Een ander effect met negatieve gevolgen is dat bedrijven hun eigen aandelen opkopen. De verleiding om de strategie sterk af te stellen op de beurswaarde daarvan wordt daarmee wel erg groot.

Crowdfunding

Organisatie - crowdfundingVoor de ontwikkeling van een duurzaam bedrijfsleven is minder afhankelijkheid van de aandelenkoersen noodzakelijk. Echter, ook om duurzaam te investeren hebben bedrijven ‘vreemd kapitaal’ nodig. Banken bieden enig soelaas, maar crowd funding is een veel beter alternatief. Een groep personen identificeert zich daarmee tevens met een bedrijf en zijn doelstellingen. ‘Leners’ van kapitaal worden beloond met deling in de winst, deels op jaarbasis en deels na afloop van de looptijd. Het bedrijf maakt voor dit doel jaarlijks een reservering.

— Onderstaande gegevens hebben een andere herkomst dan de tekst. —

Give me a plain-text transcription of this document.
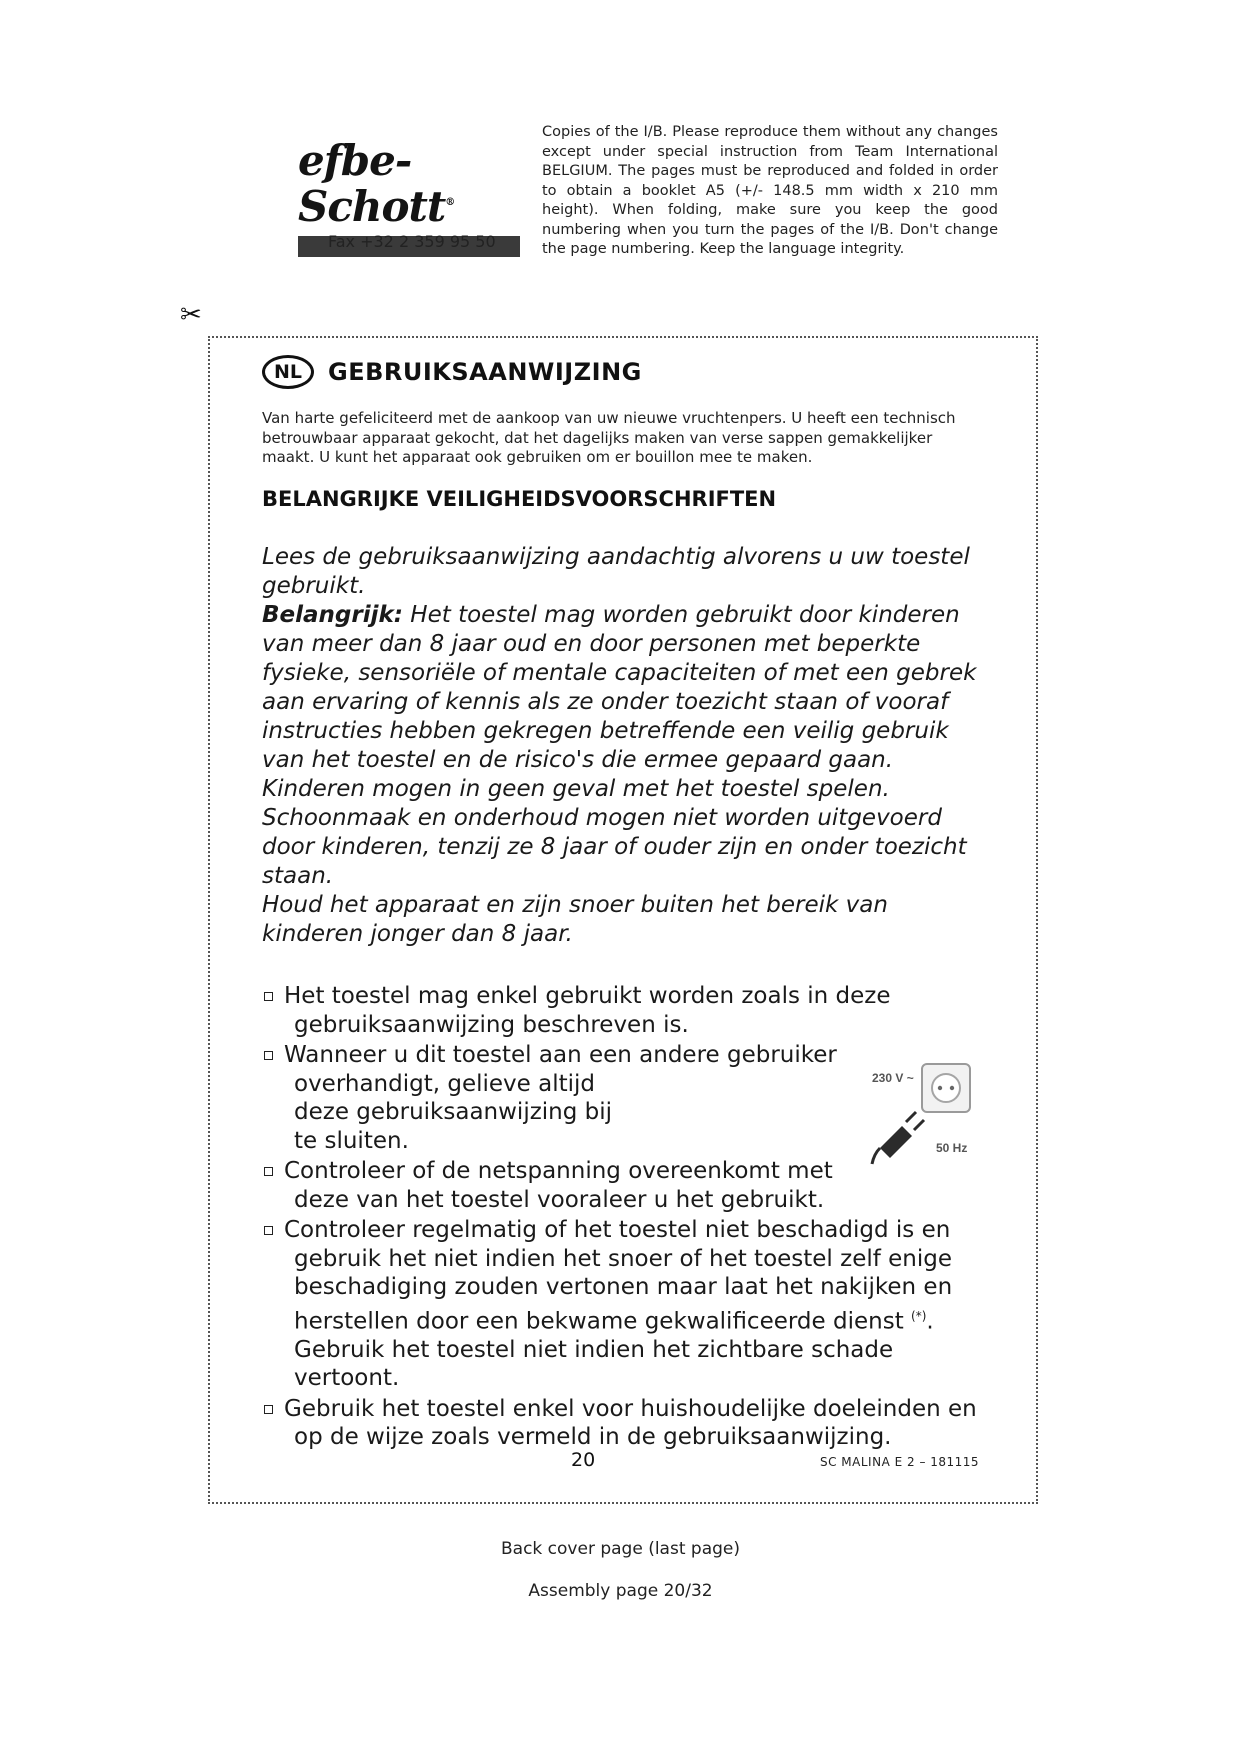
efbe-Schott®
Fax +32 2 359 95 50
Copies of the I/B. Please reproduce them without any changes except under special instruction from Team International BELGIUM. The pages must be reproduced and folded in order to obtain a booklet A5 (+/- 148.5 mm width x 210 mm height). When folding, make sure you keep the good numbering when you turn the pages of the I/B. Don't change the page numbering. Keep the language integrity.
✂
NL	GEBRUIKSAANWIJZING
Van harte gefeliciteerd met de aankoop van uw nieuwe vruchtenpers. U heeft een technisch betrouwbaar apparaat gekocht, dat het dagelijks maken van verse sappen gemakkelijker maakt. U kunt het apparaat ook gebruiken om er bouillon mee te maken.
BELANGRIJKE VEILIGHEIDSVOORSCHRIFTEN

Lees de gebruiksaanwijzing aandachtig alvorens u uw toestel gebruikt.

Belangrijk: Het toestel mag worden gebruikt door kinderen van meer dan 8 jaar oud en door personen met beperkte fysieke, sensoriële of mentale capaciteiten of met een gebrek aan ervaring of kennis als ze onder toezicht staan of vooraf instructies hebben gekregen betreffende een veilig gebruik van het toestel en de risico's die ermee gepaard gaan.

Kinderen mogen in geen geval met het toestel spelen.

Schoonmaak en onderhoud mogen niet worden uitgevoerd door kinderen, tenzij ze 8 jaar of ouder zijn en onder toezicht staan.

Houd het apparaat en zijn snoer buiten het bereik van kinderen jonger dan 8 jaar.

Het toestel mag enkel gebruikt worden zoals in deze
gebruiksaanwijzing beschreven is.
Wanneer u dit toestel aan een andere gebruiker
overhandigt, gelieve altijd deze gebruiksaanwijzing bij te sluiten.
Controleer of de netspanning overeenkomt met
deze van het toestel vooraleer u het gebruikt.
Controleer regelmatig of het toestel niet beschadigd is en
gebruik het niet indien het snoer of het toestel zelf enige beschadiging zouden vertonen maar laat het nakijken en herstellen door een bekwame gekwalificeerde dienst (*). Gebruik het toestel niet indien het zichtbare schade vertoont.
Gebruik het toestel enkel voor huishoudelijke doeleinden en
op de wijze zoals vermeld in de gebruiksaanwijzing.
230 V ~
50 Hz
20	SC MALINA E 2 – 181115
Back cover page (last page)
Assembly page 20/32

Een alternatief is de oprichting van stichtingen die geld beschikbaar stellen, bijvoorbeeld aan bedrijven die binnen vijf jaar CO2-neutraal willen zijn. In dat geval zijn het de stichtingen die een deel van hun geld ontvangen via crowd funding. Zij kunnen tevens aanvullende fondsen verwerven via subsidies en institutionele beleggers.

Er wordt in brede kring gesproken over alternatieven voor de huidige banken. Het is wenselijk om hierbij tevens na te denken over een andere opzet van de kapitaalmarkt. Laten we daarom beginnen met de beurs links te laten liggen.